Asia, Kyrgyzstan, Terskey Alatau, Kuilu Range, Exploration and Various Ascents

Publication Year: 2001.

Kuilu Range, Exploration and Various Ascents. The Terskey Alatau Range extends along the southern shore of Lake Issyk Kul. During Soviet times it was one of the most popular climbing venues in the Tien Shan, having three mountaineering camps based in high valleys on its northern side.

Tucked away to the south of the Terskey Range and west of the Inilchek Valley/Central Tien Shan is the compact and distinct range known as Kuilu. Its highest peak, Constitution Peak (5281m), dominates the eastern part of the range and has several demanding routes on it as a result of a Soviet competition event. Several other peaks accessible from the same base camp were also climbed in the Soviet era. There were no records of any climbing in the western part of Kuilu prior to our expedition.

In early September, a team consisting of Pat Littlejohn, Victor Saunders, and Vladimir Komissarov (guides) with David Bowden, Ingrid Crossland, Morrie Erickson, Tony Gold, Diarmid Hearns, Ursula Mulcahy, James Stephenson, Jane Whitmore, and Andrew Wilkinson, approached Western Kuilu from the north by six-wheel-drive vehicle along the Kuilu River Valley. After an exciting river crossing that left the vehicle damaged and immobilized for two weeks, Base Camp was established at Karator (Black Rock) on a grassy site at ca. 3300 meters. In poor weather, two Advance Base Camps were then established, one at the snout of the Karator Glacier at 3700 meters and one on a lateral moraine at 4000 meters. The bad weather dumped 30 centimeters of snow and made conditions difficult for a while, then the weather cleared and was perfect for ten days. Teams led by Komissarov and Littlejohn made ascents of seven moderate summits running along each side of the valley (heights ranged from ca. 4200 to 4860m) culminating in the pointed spire of Tsarevitch (4920m), while Saunders’ team climbed the interesting Humani Peak (AD-, 4800m) and discovered a route to Karator Peak (5203m), the highest of the group. Eight climbers then reached the summit of Karator Peak via a fine snow climb of PD standard.

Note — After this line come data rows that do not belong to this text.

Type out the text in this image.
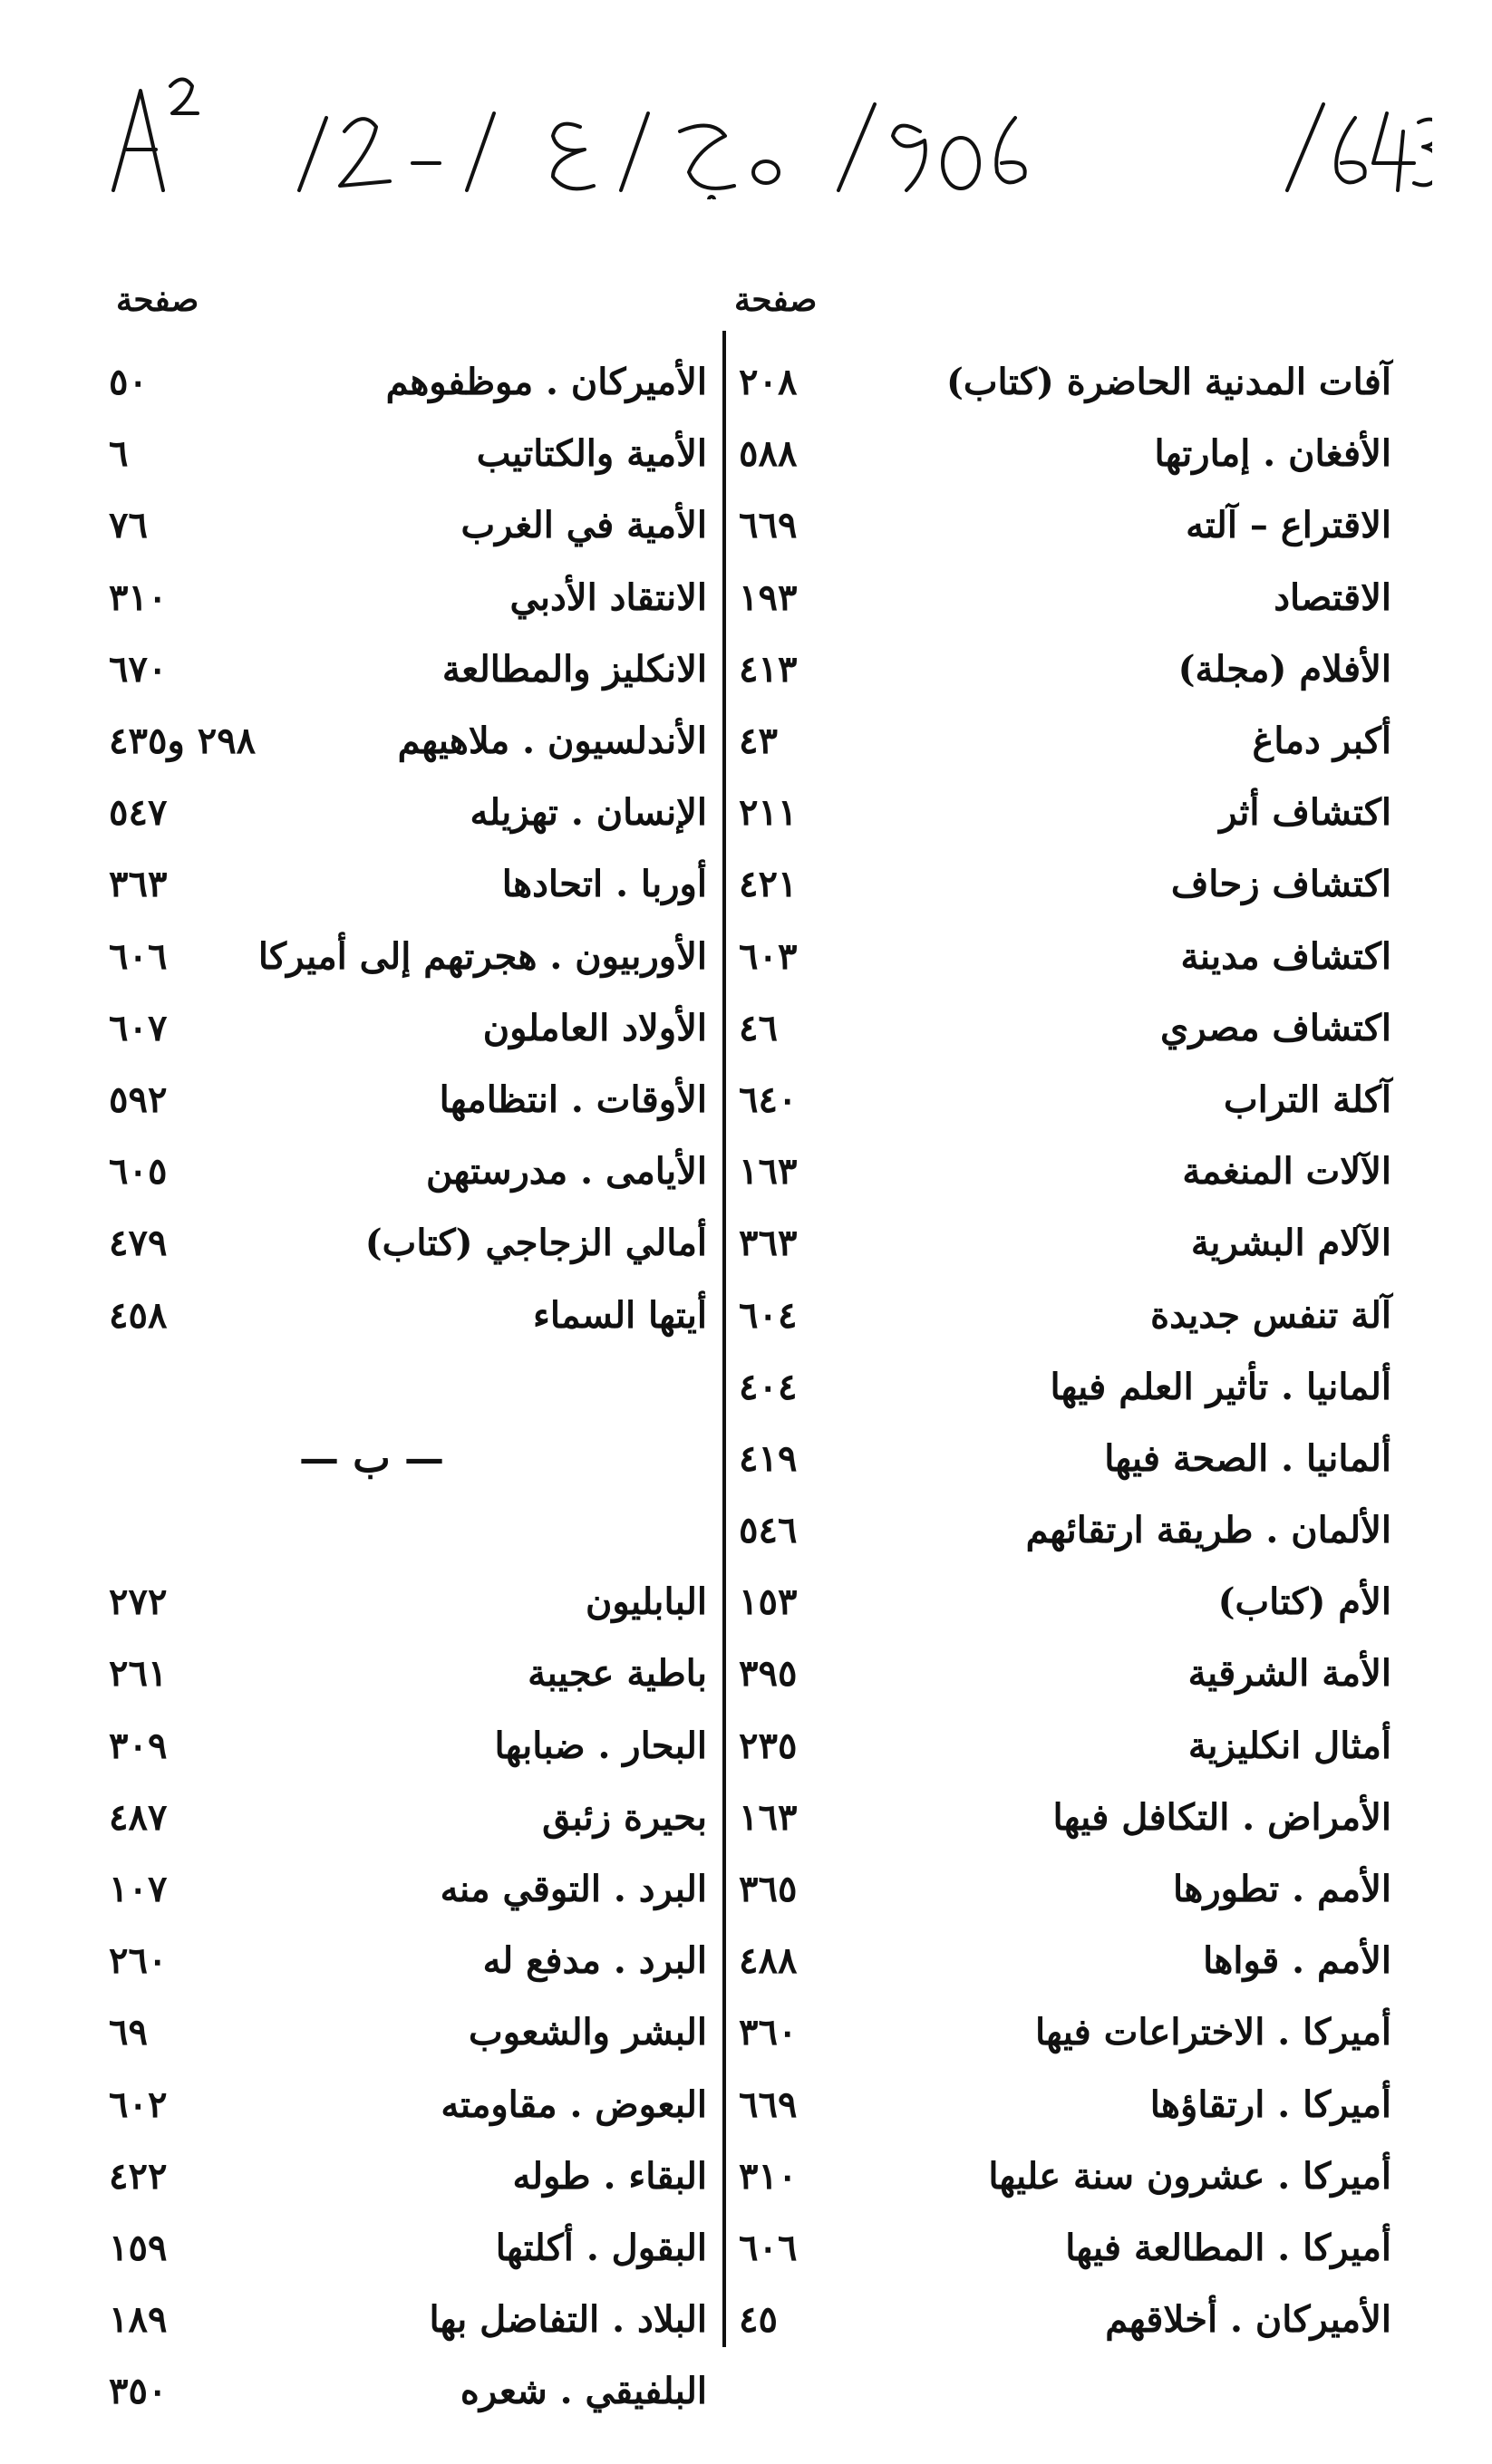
صفحة
صفحة
آفات المدنية الحاضرة (كتاب)
٢٠٨
الأفغان . إمارتها
٥٨٨
الاقتراع – آلته
٦٦٩
الاقتصاد
١٩٣
الأفلام (مجلة)
٤١٣
أكبر دماغ
٤٣
اكتشاف أثر
٢١١
اكتشاف زحاف
٤٢١
اكتشاف مدينة
٦٠٣
اكتشاف مصري
٤٦
آكلة التراب
٦٤٠
الآلات المنغمة
١٦٣
الآلام البشرية
٣٦٣
آلة تنفس جديدة
٦٠٤
ألمانيا . تأثير العلم فيها
٤٠٤
ألمانيا . الصحة فيها
٤١٩
الألمان . طريقة ارتقائهم
٥٤٦
الأم (كتاب)
١٥٣
الأمة الشرقية
٣٩٥
أمثال انكليزية
٢٣٥
الأمراض . التكافل فيها
١٦٣
الأمم . تطورها
٣٦٥
الأمم . قواها
٤٨٨
أميركا . الاختراعات فيها
٣٦٠
أميركا . ارتقاؤها
٦٦٩
أميركا . عشرون سنة عليها
٣١٠
أميركا . المطالعة فيها
٦٠٦
الأميركان . أخلاقهم
٤٥
الأميركان . موظفوهم
٥٠
الأمية والكتاتيب
٦
الأمية في الغرب
٧٦
الانتقاد الأدبي
٣١٠
الانكليز والمطالعة
٦٧٠
الأندلسيون . ملاهيهم
٢٩٨ و٤٣٥
الإنسان . تهزيله
٥٤٧
أوربا . اتحادها
٣٦٣
الأوربيون . هجرتهم إلى أميركا
٦٠٦
الأولاد العاملون
٦٠٧
الأوقات . انتظامها
٥٩٢
الأيامى . مدرستهن
٦٠٥
أمالي الزجاجي (كتاب)
٤٧٩
أيتها السماء
٤٥٨
— ب —
البابليون
٢٧٢
باطية عجيبة
٢٦١
البحار . ضبابها
٣٠٩
بحيرة زئبق
٤٨٧
البرد . التوقي منه
١٠٧
البرد . مدفع له
٢٦٠
البشر والشعوب
٦٩
البعوض . مقاومته
٦٠٢
البقاء . طوله
٤٢٢
البقول . أكلتها
١٥٩
البلاد . التفاضل بها
١٨٩
البلفيقي . شعره
٣٥٠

Littlejohn, Crossland, and Hearns then made an attempt on the impressive Peak 5088m, gaining its north ridge via a 400-meter wall of 50-degree ice. Conditions on the ridge were too poor to continue, forcing a long and tricky descent of the face. Saunders then led a reconnaissance to the south side of the peak and discovered an easy couloir line leading to the more straightforward south ridge, which eventually provided the route of ascent for Littlejohn’s team. In honor of the team’s female member, the peak was named Matarshinitsa (which translates as “woman who uses bad language,” the nickname given to her by camp staff).

With the major Karator peaks having been climbed, attention was turned to the glacier systems immediately to the west in the Ashutor Valley. Three peaks, including Krenintor (4732m), were climbed and many other more technical possibilities noted.

The area has much to offer for climbers seeking exploratory mountaineering in a range not much higher than the Alps but with a remote and pristine ambience. The Ashutor glaciers are surrounded by easily accessed and appealing objectives, and the region of peaks and glaciers south of Karator Peak is apparently untouched and could be approached from the south.